HaLoRA: Hardware-aware Low-Rank Adaptation for Large Language Models Based on Hybrid Compute-in-Memory Architecture
Taiqiang Wu, Chenchen Ding, Wenyong Zhou, Yuxin Cheng, Xincheng Feng, Shuqi Wang, Chufan Shi, Zhengwu Liu, Ngai Wong
TL;DR
This work tackles the challenge of efficiently finetuning and deploying large language models on energy-efficient hardware by combining LoRA with a hybrid CIM architecture that places pretrained weights on RRAM and LoRA on SRAM. The authors introduce HaLoRA, a noise-aware training objective that minimizes the discrepancy between optimal updates under ideal and noisy (RRAM) conditions, via a regularization term $\mathcal{L}_{reg}=||\mathbf{A}\mathbf{A}^T||_2+||\mathbf{B}^T\mathbf{B}||_2$ in the total loss $\mathcal{L}_{total}=\mathcal{L}+\mu\mathcal{L}_{reg}$. Empirical results on LLaMA 3.2 1B/3B show HaLoRA substantially improves performance under hardware noise (e.g., up to $22.7$ point gains at $\sigma=0.02$) and reduces degradation and variance compared to vanilla LoRA, validating the approach for robust, energy-efficient LLM deployment on hybrid CIM. The work also provides a practical framework for simulating CIM non-idealities and demonstrates that larger models tend to exhibit greater noise robustness when paired with HaLoRA, with future directions including quantization and harder reasoning tasks.
Abstract
Low-rank adaptation (LoRA) is a predominant parameter-efficient finetuning method to adapt large language models (LLMs) for downstream tasks.

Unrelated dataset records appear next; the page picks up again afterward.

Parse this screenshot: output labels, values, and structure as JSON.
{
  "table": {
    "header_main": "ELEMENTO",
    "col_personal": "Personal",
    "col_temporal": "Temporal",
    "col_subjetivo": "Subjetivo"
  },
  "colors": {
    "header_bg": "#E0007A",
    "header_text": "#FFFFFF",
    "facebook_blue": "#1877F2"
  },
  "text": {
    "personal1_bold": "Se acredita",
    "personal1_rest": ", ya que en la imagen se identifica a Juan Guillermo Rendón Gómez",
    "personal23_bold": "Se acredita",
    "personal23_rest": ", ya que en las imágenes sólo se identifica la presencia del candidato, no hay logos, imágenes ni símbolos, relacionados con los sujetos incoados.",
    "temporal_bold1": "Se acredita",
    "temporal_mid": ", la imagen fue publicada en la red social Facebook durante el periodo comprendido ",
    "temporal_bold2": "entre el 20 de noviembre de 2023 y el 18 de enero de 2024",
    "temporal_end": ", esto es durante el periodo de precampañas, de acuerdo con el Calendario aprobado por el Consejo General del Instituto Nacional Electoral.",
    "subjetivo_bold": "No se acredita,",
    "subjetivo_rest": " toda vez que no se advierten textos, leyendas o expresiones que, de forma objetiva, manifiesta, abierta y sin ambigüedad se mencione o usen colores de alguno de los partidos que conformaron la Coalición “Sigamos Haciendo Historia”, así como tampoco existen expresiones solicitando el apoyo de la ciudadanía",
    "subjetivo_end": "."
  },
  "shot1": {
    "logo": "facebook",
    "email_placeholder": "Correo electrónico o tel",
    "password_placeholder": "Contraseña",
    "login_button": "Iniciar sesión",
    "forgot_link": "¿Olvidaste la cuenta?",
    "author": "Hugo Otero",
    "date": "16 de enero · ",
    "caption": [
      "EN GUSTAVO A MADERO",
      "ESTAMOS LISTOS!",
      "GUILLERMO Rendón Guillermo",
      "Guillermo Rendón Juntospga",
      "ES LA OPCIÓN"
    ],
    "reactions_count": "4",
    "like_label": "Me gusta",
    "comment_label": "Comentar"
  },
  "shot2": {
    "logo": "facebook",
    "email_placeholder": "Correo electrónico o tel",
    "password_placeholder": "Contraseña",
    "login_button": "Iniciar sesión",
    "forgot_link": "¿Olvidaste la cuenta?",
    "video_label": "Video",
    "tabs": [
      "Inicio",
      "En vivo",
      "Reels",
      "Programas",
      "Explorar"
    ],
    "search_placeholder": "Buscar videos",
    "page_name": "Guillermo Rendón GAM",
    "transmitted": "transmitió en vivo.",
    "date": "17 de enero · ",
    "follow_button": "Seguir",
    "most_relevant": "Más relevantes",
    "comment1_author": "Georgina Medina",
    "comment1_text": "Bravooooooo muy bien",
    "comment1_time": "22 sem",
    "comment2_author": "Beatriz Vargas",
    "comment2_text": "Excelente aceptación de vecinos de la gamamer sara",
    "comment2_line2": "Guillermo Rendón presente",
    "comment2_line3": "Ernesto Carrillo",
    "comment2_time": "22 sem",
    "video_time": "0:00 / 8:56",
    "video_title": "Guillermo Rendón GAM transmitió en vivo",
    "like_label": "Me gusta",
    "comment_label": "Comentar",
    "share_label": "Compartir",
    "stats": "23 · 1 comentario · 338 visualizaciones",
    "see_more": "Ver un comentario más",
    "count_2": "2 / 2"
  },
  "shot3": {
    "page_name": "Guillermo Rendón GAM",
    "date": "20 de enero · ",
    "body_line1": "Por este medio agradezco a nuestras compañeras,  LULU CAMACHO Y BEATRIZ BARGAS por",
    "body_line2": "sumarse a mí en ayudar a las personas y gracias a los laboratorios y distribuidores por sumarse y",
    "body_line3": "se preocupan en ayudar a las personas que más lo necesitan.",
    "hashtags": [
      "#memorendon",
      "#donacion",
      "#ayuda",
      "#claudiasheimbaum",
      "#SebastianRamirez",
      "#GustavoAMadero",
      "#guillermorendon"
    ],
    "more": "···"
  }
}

In this paper, we first propose to deploy the LoRA-finetuned LLMs on the hybrid compute-in-memory (CIM) architecture (i.e., pretrained weights onto RRAM and LoRA onto SRAM). To address performance degradation from RRAM's inherent noise, we design a novel Hardware-aware Low-rank Adaption (HaLoRA) method, aiming to train a LoRA branch that is both robust and accurate by aligning the training objectives under both ideal and noisy conditions. Experiments finetuning LLaMA 3.2 1B and 3B demonstrate HaLoRA's effectiveness across multiple reasoning tasks, achieving up to 22.7 improvement in average score while maintaining robustness at various noise levels.